Pfarrer Klaus F. Pötz und Ruth Schneemann bei einem "Gottesdienst anders" in der Andreasgemeinde // Foto: Gömmer
Pfarrer Klaus F. Pötz und Ruth Schneemann bei einem "Gottesdienst anders" in der Andreasgemeinde // Foto: Gömmer

Ein Gruß der Kirchenvorstandsvorsitzenden der Luthergemeinde

 

„Der Opa verkauft das Haus, und dann ziehen Oma und Opa in eine Wohnung im Hochhaus.“ Die Ankündigung meines Großvaters ist meine Kindheitserinnerung an das neu entstehende Wohngebiet rund um den Eichendorffring.

 

Aus dem angedrohten Hausverkauf wurde nichts, und so wohne ich bis heute im Ostpreußenviertel.
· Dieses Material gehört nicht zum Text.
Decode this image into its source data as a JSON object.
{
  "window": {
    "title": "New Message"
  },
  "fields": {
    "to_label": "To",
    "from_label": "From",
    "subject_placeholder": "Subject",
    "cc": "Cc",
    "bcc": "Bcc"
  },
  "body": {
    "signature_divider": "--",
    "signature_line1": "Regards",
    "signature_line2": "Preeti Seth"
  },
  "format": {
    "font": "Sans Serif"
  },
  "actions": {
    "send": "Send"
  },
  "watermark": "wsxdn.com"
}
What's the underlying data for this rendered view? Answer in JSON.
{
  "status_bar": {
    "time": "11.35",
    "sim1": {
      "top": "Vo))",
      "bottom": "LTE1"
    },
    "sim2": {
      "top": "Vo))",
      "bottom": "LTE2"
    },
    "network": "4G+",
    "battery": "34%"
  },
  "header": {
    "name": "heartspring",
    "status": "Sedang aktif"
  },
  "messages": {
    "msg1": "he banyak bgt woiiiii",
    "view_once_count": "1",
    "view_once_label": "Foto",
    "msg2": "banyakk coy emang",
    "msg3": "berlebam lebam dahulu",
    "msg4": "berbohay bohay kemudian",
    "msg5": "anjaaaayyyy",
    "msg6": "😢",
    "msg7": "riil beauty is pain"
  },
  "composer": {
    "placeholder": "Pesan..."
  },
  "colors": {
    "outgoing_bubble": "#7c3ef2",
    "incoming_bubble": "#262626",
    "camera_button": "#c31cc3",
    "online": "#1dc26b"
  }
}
Dass in dem neuen Wohngebiet auch eine Kirchengemeinde gegründet worden war, erfuhr ich erst viel später. Der Kontakt zur Nachbargemeinde bestand in erster Linie zwischen den Pfarrern. Ansonsten waren gemeinsame Aktivitäten eher spärlich.

  

 

Ich erinnere mich an einen Buß- und Bettagsgottesdienst, der in Andreas stattfinden sollte. Ich machte mich per Auto auf den Weg. Ich hatte nur eine vage Vorstellung über die Lage der Kirche. Also umkreiste ich den Eichendorffring auf der Suche nach der Zufahrt zum Gemeindezentrum. Die herbstliche Dunkelheit erschwerte die Suche, Hinweisschilder gab es keine. Es wurde schließlich zu spät und der Gottesdienst fand ohne mich statt.

 

Das ist heute ganz anders. Beginnend mit der Reihe „Gottesdienst anders“ wurden die Kontakte zur Andreasgemeinde immer intensiver, und heute verbindet uns eine gute und herzliche Zusammenarbeit: Flüchtlingshilfe, Sommerfeste, Osterfrühstück, Sommerkirche und eine gemeinsame Konfiarbeit - das sind heute die Säulen des gemeinsamen Gemeindelebens. Längst findet mein Auto den Weg zu Andreas ganz von selbst, weil es so oft Gelegenheit gibt dort vorbeizuschauen.

 

Die 90-jährige Luthergemeinde sendet herzliche Jubiläumsgrüße zur noch „jugendlichen“ Schwester Andreas.